O socialista deixou duras críticas à forma como as informações sobre o caso têm surgido na imprensa. Soares falou num “chorrilho de afirmações” que têm sido “comidas pela opinião pública como verdades” e foi mais longe, afirmando que, atualmente, com as novas tecnologias de informação e comunicação, não acredita no segredo de Justiça e este “não tem condições para ser mantido”.

Para o socialista, é “absolutamente inaceitável” o facto de ainda não serem conhecidas as acusações contra o ex-primeiro-ministro e a prisão preventiva é uma “decisão injusta”.

“Acho isto absolutamente inaceitável. Ninguém conhece as acusações ao fim de seis meses e meio. Que mal está a nossa justiça! Só uma pessoa com muita ma fé pode dizer que há perigo de fuga e o perigo de continuação de uma atividade criminosa está completamente fora de causa.”

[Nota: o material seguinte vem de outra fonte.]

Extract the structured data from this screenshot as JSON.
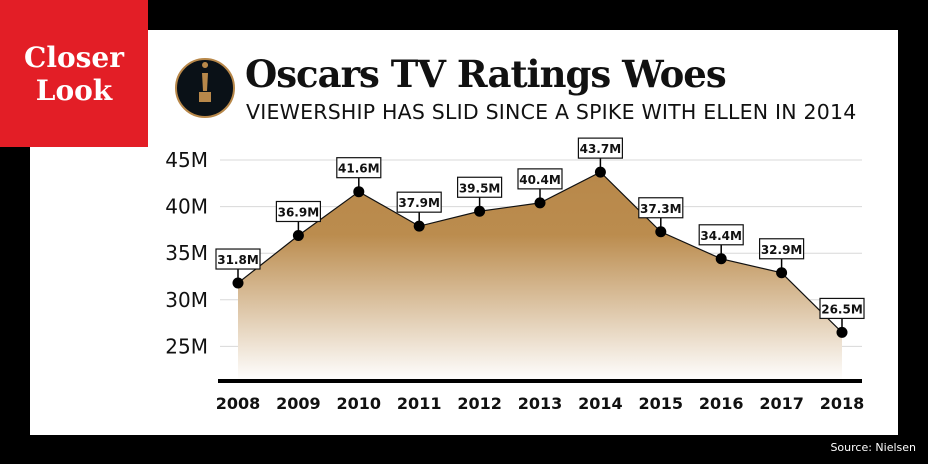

Soares, que admitiu não ter sido um apoiante de Sócrates dentro do partido, sublinhou que o texto do ex-primeiro-ministro, divulgado esta segunda-feira, revela uma “grande dignidade, coragem e firmeza de caráter”.

“O texto de ontem é de uma grande dignidade. Revela coragem e firmeza de carater. “

Esta terça-feria soube-se que José Sócrates vai continuar em prisão preventiva. A decisão foi tomada pelo juiz Carlos Alexandre, depois de o Ministério Público fazer saber que, dada a recusa da aplicação da pulseira eletrónica, “a substituição da prisão preventiva ficou inviabilizada”.